Strategies To Minimize Or Delay Required Minimum Distribution (RMD) Obligations

From: www.kitces.com

The benefit of contributing to pre-tax retirement accounts like IRAs and 401(k) plans is the opportunity to receive an upfront tax deduction, and enjoy the growth that remains tax-deferred as long as the investments remain in the retirement account. For those accumulating towards retirement, this provides additional tax-deferred compounding growth that can help bridge the gap towards retirement itself. With the expectation that once someone reaches retirement, they will begin to take distributions – and Uncle Sam will finally get his share of the tax-deferred account.

To ensure this final outcome, the Internal Revenue Code requires that retirement account owners begin liquidating their accounts upon reaching age 70 ½. Of course, for those who actually need to use their retirement account to fund their retirement lifestyle anyway, distributions will likely be occurring already. However, for those who don’t need the funds, the Required Minimum Distribution (RMD) obligation ensures that at least some money is distributed – and taxed – every year.

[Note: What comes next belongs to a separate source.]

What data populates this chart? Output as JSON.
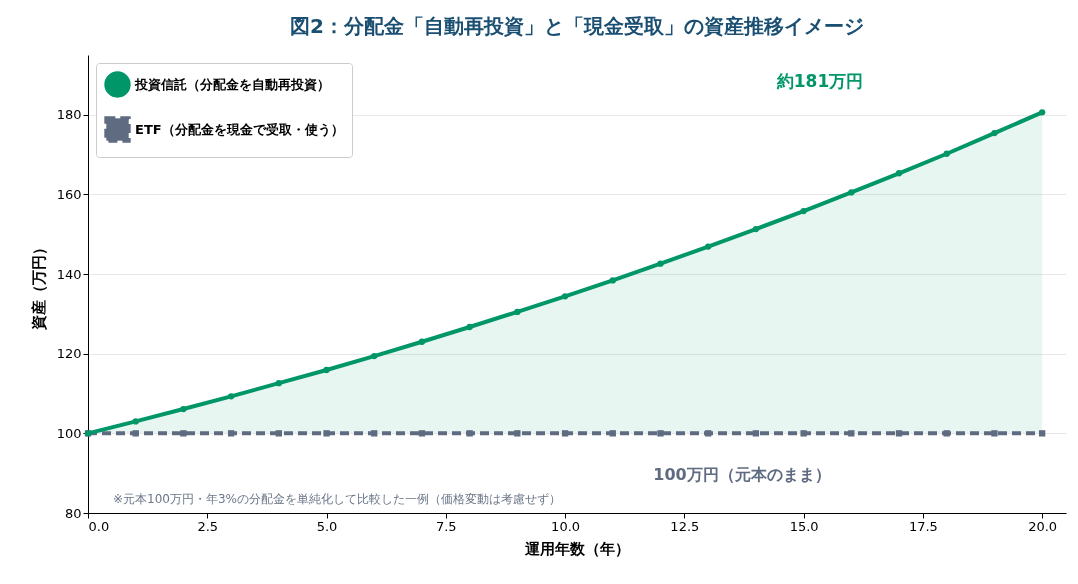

For those who don’t actually need to use their retirement accounts – yet, or at all – the mandatory withdrawals of the RMD obligation presents a substantial tax challenge, as the forced distributions not only trigger taxes on the RMD amount itself, but also risks driving the retiree up into a higher tax bracket when stacked on top of all of his/her other retirement income as well.

Fortunately, though, the reality is that there are numerous strategies that can be leveraged to manage and minimize required minimum distributions – both for those who have already reached the RMD phase, and also those still accumulating towards it, who want to plan ahead to minimize the bite of RMDs in the future.

Ultimately, it’s impossible to completely and indefinitely avoid the requirement to distribute retirement accounts – if only because, even to the extent the account isn’t liquidated during life, the beneficiaries will be subject to additional RMD obligations after the death of the original account owner. Nonetheless, the potential exists to at least partially manage and minimize RMDs, and mitigate some of their tax bite!